Les analystes d'UBS évoquent un marché potentiel de 1 000 milliards de dollars, de quoi faire saliver plus d'un investisseur, tout en mettant en garde : « Nous ne savons pas encore où se situera la plus grande valeur de l'IA générative: les modèles sous-jacents, les applications reposant sur ces modèles ou les fournisseurs de cloud. » En attendant d'y voir plus clair, ils estiment que les fournisseurs de cloud et de semi-conducteurs sont les plus à même de bénéficier du déploiement de la technologie à court terme.

Une bonne nouvelle pour le géant des cartes graphiques Nvidia, dont les puces sont souvent utilisées pour ce type d'application. Son titre a rebondi de 50 % depuis le début de l'année. Les analystes de Citigroup ont évoqué pour le groupe des revenus supplémentaires potentiels de 3 milliards de dollars à 11 milliards sur douze mois, selon la rapidité d'adoption de la technologie. Mais même ces hypothèses laissent certains professionnels dubitatifs.

Promesses non tenues

«Il faut faire attention à pas trop anticiper sur le court terme, je doute que l'IA générative va compenser dans l'immédiat le ralentissement plus large des investissements en informatique », tempère Jacques-Aurélien

Marcireau d'Edmond de Rothschild

AM. Les avancées technologiques les plus récentes devraient plutôt pousser à la prudence, estime-t-il en dressant un parallèle avec les promesses non tenues à ce jour des voitures autonomes. « La technologie sera prête un jour, mais on a souvent tendance à sous-estimer le temps nécessaire pour faire aboutir les projets », explique-t-il. Par ailleurs, « le modèle économique de ChatGPT est encore très éloigné des nouvelles exigences de rentabilité des investisseurs », estime le gérant, en référence au contexte plus compliqué pour la tech en Bourse.

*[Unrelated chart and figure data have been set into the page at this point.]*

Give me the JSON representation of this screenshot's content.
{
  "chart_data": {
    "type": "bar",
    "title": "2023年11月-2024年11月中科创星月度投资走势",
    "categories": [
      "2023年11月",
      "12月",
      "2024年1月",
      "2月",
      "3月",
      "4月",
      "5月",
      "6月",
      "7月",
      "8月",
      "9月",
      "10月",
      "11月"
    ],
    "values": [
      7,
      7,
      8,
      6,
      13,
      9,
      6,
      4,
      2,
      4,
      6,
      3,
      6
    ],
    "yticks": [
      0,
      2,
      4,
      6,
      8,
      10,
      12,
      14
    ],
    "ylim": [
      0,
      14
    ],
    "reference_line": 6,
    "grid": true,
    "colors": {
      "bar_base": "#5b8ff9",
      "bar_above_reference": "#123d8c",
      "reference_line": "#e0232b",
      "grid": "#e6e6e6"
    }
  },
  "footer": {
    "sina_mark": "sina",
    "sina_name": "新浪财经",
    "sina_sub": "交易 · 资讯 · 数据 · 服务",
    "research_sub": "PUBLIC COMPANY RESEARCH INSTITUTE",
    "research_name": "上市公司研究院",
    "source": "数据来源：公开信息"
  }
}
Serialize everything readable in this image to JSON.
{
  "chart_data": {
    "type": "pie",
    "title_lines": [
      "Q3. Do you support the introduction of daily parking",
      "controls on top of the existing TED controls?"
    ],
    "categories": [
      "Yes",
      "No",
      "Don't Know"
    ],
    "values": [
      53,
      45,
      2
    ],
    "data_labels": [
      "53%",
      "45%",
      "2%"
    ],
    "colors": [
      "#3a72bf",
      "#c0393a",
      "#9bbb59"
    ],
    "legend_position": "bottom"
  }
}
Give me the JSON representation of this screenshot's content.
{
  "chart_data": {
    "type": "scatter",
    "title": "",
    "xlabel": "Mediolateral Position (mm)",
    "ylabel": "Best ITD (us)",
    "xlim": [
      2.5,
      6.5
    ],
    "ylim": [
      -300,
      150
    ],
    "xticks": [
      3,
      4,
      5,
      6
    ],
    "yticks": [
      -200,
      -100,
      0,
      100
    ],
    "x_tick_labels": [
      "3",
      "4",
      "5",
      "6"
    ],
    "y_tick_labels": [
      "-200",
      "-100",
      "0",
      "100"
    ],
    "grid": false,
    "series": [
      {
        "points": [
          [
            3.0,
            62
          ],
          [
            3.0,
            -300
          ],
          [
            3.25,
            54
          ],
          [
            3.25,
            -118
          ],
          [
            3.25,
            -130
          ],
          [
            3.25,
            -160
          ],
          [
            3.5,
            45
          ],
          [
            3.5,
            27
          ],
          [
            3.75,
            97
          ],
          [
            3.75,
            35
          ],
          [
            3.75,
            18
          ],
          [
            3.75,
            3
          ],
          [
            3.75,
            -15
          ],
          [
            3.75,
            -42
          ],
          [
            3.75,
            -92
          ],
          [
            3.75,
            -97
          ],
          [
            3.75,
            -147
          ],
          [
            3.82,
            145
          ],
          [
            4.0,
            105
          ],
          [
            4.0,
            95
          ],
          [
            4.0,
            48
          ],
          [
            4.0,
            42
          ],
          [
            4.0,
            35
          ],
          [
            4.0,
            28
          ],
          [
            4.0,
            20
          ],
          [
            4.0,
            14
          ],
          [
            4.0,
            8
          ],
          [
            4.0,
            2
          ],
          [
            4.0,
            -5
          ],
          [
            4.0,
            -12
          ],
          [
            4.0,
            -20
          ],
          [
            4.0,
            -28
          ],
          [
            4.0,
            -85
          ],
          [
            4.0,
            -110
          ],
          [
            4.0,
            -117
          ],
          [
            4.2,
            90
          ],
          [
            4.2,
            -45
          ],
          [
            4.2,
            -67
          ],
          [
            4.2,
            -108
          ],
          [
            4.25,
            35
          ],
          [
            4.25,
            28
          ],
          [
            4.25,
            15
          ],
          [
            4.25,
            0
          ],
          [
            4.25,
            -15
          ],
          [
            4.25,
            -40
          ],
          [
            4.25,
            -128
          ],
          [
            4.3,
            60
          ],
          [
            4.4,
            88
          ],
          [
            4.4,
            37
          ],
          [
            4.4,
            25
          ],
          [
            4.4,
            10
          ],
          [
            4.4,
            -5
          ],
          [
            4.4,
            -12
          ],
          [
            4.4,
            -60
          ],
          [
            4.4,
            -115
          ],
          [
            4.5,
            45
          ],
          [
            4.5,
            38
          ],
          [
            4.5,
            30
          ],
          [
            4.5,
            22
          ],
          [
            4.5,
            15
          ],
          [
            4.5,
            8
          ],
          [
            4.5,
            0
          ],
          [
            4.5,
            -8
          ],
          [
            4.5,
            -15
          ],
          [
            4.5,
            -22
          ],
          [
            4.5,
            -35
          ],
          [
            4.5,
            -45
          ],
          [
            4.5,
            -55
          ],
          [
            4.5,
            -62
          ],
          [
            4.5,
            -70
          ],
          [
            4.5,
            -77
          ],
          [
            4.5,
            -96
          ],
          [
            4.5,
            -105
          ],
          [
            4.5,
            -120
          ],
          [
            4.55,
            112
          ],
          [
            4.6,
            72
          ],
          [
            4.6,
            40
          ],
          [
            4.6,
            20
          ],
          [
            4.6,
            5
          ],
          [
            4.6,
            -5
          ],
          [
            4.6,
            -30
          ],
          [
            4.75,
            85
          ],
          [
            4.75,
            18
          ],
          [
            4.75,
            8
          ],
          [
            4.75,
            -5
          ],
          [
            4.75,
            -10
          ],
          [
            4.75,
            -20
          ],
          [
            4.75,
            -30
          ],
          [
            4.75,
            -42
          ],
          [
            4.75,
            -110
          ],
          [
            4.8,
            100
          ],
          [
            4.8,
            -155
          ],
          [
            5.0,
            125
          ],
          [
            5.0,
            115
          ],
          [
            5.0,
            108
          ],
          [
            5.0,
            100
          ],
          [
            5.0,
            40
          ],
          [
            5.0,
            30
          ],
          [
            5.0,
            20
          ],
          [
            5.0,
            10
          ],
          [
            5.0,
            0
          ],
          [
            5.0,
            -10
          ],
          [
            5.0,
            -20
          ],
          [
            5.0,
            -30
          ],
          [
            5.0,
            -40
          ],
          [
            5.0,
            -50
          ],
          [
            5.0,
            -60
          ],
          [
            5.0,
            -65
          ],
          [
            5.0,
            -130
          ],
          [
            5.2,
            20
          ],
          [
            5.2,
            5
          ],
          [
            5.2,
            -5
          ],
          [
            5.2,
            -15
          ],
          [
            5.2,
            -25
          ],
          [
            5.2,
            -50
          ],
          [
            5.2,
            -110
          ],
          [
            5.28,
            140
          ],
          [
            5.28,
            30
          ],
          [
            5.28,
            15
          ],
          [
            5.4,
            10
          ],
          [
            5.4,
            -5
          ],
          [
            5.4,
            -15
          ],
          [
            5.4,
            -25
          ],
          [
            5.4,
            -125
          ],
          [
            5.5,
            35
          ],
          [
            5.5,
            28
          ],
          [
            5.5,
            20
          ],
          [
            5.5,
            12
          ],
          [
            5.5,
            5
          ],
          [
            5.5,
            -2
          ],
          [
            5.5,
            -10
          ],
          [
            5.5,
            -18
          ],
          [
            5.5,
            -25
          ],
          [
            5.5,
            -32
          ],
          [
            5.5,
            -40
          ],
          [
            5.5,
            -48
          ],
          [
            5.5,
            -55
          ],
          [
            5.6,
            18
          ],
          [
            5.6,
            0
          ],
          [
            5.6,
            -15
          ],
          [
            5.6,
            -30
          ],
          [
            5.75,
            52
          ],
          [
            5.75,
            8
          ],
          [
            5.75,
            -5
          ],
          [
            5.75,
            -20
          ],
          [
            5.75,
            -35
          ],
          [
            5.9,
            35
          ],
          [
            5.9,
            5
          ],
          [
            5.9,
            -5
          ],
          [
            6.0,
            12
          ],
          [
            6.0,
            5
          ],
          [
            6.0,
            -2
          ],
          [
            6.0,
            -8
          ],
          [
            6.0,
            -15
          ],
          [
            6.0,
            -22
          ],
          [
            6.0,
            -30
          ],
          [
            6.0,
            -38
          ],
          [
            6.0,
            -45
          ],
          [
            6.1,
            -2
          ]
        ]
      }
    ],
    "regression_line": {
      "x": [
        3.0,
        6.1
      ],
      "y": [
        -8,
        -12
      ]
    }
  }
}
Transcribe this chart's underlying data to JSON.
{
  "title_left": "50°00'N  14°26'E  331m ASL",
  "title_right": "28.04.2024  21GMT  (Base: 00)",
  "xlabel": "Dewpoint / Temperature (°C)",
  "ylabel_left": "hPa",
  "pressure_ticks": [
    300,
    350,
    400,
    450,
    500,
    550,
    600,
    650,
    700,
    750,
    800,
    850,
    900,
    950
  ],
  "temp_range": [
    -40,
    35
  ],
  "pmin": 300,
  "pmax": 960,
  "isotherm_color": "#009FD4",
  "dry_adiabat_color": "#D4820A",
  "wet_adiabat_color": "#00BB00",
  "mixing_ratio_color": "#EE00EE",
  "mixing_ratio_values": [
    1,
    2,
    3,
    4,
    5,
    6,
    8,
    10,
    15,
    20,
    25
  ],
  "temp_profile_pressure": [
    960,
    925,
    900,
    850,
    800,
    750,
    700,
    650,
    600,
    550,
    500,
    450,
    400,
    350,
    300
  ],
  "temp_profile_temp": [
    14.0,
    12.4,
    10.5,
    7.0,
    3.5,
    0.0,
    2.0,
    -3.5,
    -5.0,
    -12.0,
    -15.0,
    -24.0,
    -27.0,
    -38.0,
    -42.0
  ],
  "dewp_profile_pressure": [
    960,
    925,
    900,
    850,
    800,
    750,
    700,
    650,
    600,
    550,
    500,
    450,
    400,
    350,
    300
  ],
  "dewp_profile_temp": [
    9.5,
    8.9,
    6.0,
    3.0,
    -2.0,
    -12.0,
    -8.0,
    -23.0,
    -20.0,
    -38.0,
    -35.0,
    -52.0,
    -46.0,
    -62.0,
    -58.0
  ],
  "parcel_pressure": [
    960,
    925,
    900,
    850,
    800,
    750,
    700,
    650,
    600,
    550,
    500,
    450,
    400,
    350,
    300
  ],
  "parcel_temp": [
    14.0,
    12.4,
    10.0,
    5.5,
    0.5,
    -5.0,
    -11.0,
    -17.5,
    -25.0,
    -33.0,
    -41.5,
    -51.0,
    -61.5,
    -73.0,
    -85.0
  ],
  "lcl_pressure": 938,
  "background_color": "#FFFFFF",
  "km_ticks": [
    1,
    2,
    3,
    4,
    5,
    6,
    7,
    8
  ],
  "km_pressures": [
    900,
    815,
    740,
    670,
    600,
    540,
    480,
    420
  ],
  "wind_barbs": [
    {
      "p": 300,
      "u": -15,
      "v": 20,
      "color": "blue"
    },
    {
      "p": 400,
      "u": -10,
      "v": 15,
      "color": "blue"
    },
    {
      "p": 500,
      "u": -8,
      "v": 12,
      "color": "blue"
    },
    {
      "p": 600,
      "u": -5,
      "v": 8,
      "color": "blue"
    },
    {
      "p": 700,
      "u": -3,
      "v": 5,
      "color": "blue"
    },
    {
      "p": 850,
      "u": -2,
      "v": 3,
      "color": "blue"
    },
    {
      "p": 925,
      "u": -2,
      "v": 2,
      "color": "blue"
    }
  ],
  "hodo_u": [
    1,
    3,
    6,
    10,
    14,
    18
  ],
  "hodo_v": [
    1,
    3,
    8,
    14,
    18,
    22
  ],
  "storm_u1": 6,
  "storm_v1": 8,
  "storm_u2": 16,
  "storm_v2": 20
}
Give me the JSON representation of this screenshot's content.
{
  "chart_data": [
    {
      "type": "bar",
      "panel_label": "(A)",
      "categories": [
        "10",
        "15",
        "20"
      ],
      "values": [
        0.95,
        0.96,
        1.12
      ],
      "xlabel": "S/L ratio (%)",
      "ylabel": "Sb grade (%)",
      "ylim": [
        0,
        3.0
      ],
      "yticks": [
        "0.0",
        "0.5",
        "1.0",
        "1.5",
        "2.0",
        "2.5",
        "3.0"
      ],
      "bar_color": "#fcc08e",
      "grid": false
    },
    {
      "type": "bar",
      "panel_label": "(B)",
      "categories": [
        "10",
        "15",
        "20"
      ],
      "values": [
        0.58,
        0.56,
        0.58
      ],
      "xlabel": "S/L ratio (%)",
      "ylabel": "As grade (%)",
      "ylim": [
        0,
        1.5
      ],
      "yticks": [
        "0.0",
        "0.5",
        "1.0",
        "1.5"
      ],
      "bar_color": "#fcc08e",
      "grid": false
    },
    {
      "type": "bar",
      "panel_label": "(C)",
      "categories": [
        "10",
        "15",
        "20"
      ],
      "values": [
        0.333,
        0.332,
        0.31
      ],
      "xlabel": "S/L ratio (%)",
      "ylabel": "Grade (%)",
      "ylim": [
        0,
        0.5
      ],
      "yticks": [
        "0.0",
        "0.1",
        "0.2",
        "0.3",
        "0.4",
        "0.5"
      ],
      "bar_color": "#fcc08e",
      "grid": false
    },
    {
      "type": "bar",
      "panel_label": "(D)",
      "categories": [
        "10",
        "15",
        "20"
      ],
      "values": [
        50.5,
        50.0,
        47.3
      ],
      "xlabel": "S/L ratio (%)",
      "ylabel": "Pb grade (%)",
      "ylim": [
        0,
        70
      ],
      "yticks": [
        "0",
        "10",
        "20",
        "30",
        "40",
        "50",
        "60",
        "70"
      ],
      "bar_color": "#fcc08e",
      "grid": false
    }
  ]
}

Les logiciels d'intelligence artificielle demandent des ressources informatiques importantes, alors que les cas d'usages restent à défricher et pourraient mettre des années à se développer. Interrogé sur ce point, un gérant tech ironise:

« Les logiciels me remplaceront certainement un jour, mais ce sera plutôt dans vingt ans que dans cinq ans.»